W wolności prasy na całym świecie znacznie spadły w ciągu ostatnich pięciu lat, aby osiągnąć najniższy poziom od 50 lat, pokazał w czwartek raport think tanku demokracji.
Afganistan, Burkina Faso i Myanmar-już wśród najbiedniejszych wykonawców w wolności prasy-podali największe upadki, raport Międzynarodowego Instytutu Demokracji i Wyborczej (IDEA) z siedzibą w Sztokholmie.

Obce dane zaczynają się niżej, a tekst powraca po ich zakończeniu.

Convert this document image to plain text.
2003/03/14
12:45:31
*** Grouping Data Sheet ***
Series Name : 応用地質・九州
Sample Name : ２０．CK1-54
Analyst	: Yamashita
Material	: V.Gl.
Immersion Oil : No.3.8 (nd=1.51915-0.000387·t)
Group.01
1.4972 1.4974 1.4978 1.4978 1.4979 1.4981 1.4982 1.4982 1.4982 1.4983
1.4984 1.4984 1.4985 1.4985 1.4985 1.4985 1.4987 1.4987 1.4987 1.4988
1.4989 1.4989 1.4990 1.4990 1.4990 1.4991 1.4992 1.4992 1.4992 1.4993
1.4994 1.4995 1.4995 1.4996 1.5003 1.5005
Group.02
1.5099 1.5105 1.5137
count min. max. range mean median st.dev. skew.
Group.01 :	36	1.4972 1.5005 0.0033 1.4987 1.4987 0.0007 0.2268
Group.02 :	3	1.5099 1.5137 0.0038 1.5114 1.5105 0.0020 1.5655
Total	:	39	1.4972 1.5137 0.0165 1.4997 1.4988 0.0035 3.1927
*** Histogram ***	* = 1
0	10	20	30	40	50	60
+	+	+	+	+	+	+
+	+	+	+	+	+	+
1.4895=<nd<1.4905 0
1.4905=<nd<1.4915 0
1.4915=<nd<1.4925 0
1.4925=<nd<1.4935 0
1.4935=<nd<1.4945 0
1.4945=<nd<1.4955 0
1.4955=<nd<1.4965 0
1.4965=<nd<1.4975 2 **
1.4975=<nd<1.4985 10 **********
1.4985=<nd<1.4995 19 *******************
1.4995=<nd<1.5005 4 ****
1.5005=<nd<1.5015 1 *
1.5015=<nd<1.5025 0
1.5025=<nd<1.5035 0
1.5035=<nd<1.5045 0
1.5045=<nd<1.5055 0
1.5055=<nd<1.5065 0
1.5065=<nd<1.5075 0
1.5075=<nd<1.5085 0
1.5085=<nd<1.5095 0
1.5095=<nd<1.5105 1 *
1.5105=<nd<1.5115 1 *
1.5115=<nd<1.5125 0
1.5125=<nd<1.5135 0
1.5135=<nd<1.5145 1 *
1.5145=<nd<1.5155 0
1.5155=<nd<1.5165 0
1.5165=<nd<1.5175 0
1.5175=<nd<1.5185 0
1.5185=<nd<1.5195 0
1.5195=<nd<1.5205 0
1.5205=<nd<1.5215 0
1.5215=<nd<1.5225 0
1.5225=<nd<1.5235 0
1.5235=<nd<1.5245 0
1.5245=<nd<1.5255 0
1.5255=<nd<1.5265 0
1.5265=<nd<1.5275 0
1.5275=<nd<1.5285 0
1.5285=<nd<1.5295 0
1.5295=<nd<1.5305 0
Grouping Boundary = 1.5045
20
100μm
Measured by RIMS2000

Dodał, że czwarty co do wielkości spadek miał miejsce w Korei Południowej, powołując się na „wzrost spraw o zniesławienie zainicjowane przez rząd i jego politycznych sojuszników przeciwko dziennikarzom oraz nalotach na rezydencje dziennikarzy”.
„Obecny stan demokracji na świecie dotyczy”-powiedział AFP sekretarz generalny pomysł Kevin Casas-Zamora, sekretarz generalny.
Raport podał, że ponad połowa krajów na świecie (54 procent) zarejestrowała spadek jednego z pięciu kluczowych wskaźników demokracji w latach 2019–2024.
„Najważniejszym odkryciem w naszym raporcie jest bardzo ostre pogorszenie wolności prasy na całym świecie”-powiedział Casas-Zamora.
W latach 2019–2024 odnotowano „największy spadek w ciągu ostatnich 50 lat”.
„Nigdy nie widzieliśmy tak ostrego pogorszenia się w kluczowym wskaźniku demokratycznego zdrowia” – powiedział.
Wolności prasy spadły w 43 krajach na wszystkich kontynentach, w tym 15 w Afryce i 15 w Europie.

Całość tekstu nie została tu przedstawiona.